Jeera gained as there were reports of decline in sowing area and improving domestic demand.
Export of cumin in April-January declined by 23% year-on-year to 1.88 lakh tonnes
However, there were reports of decline in sowing area and improving domestic demand.
In Unjha, a key spot market in Gujarat, jeera edged down by -84.2 Rupees to end at 21215.8 Rupees per 100 kg.


Cotton

Cotton yesterday settled down by -0.36% at 41720 on profit booking after prices crossed earlier 43000 level bolstered by strong demand as worsening drought conditions in key growing regions such as Texas raised concerns over a shortage in supply. The arrival of cotton in the country is continuously declining, at present the daily arrivals are 65 to 75 lakh bales which will further decrease in the coming week. At the moment, there are very few ginning mills running in the country, the stock of best quality cotton is very low at the moment, similarly the stock of Binola is also low. The price of cotton yarn is continuously increasing, but there is no major demand in the domestic market and export market, due to which the Spinners' Mills Association has cut production, due to which cotton industries will benefit in the long run. Spinning mills are buying cotton at higher prices as the balance sheet of cotton is becoming tighter continuously. In the current year, due to quality variation in the production of cotton from the beginning, there was a possibility of a sharp decline in the production and given the current arrivals and stock positions, there is no possibility of increasing the production of cotton in the country by 280 to 290 lakh bales. In spot market, Cotton gained by 2280 Rupees to end at 43260 Rupees.Technically market is under long liquidation as market has witnessed drop in open interest by -1.98% to settled at 5791 while prices down -150 rupees, now Cotton is getting support at 41130 and below same could see a test of 40540 levels, and resistance is now likely to be seen at 42690, a move above could see prices testing 43660.
Trading Ideas:
Cotton trading range for the day is 40540-43660.

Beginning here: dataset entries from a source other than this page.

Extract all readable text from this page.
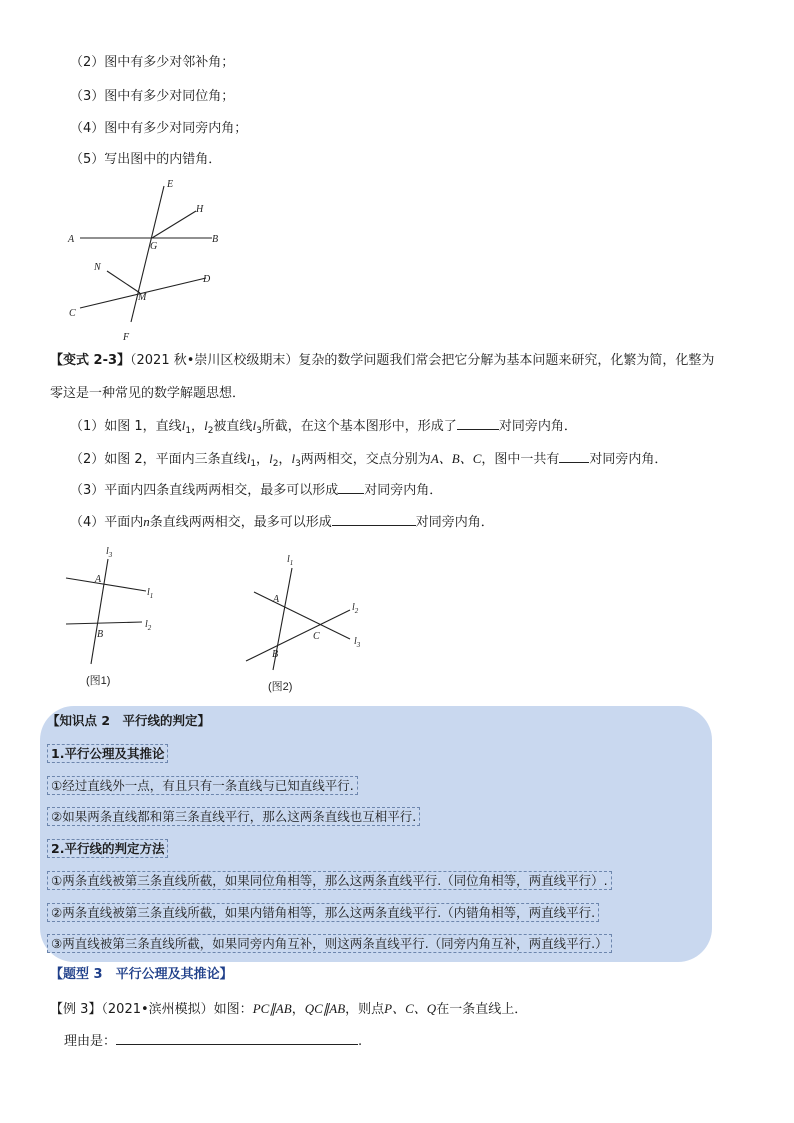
（2）图中有多少对邻补角；
（3）图中有多少对同位角；
（4）图中有多少对同旁内角；
（5）写出图中的内错角．
E
H
A
G
B
N
D
M
C
F
【变式 2-3】（2021 秋•崇川区校级期末）复杂的数学问题我们常会把它分解为基本问题来研究，化繁为简，化整为
零这是一种常见的数学解题思想．
（1）如图 1，直线$l_1$，$l_2$被直线$l_3$所截，在这个基本图形中，形成了	对同旁内角．
（2）如图 2，平面内三条直线$l_1$，$l_2$，$l_3$两两相交，交点分别为A、B、C，图中一共有 对同旁内角．
（3）平面内四条直线两两相交，最多可以形成 对同旁内角．
（4）平面内n条直线两两相交，最多可以形成	对同旁内角．
$l_3$
$l_1$
$l_2$
A
B
(图1)
$l_1$
$l_2$
$l_3$
A
C
B
(图2)
【知识点 2　平行线的判定】
1.平行公理及其推论
①经过直线外一点，有且只有一条直线与已知直线平行.
②如果两条直线都和第三条直线平行，那么这两条直线也互相平行.
2.平行线的判定方法
①两条直线被第三条直线所截，如果同位角相等，那么这两条直线平行.（同位角相等，两直线平行）.
②两条直线被第三条直线所截，如果内错角相等，那么这两条直线平行.（内错角相等，两直线平行.
③两直线被第三条直线所截，如果同旁内角互补，则这两条直线平行.（同旁内角互补，两直线平行.）
【题型 3　平行公理及其推论】
【例 3】（2021•滨州模拟）如图：PC∥AB，QC∥AB，则点P、C、Q在一条直线上．
理由是：	.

Cotton dropped on profit booking after prices crossed earlier 43000 level bolstered by strong demand
The arrival of cotton is continuously declining, at present the daily arrivals are 65 to 75 lakh bales which will further decrease in the coming week.
There are very few ginning mills running in the country, the stock of best quality cotton is very low at the moment
In spot market, Cotton gained  by 2280 Rupees to end at 43260 Rupees.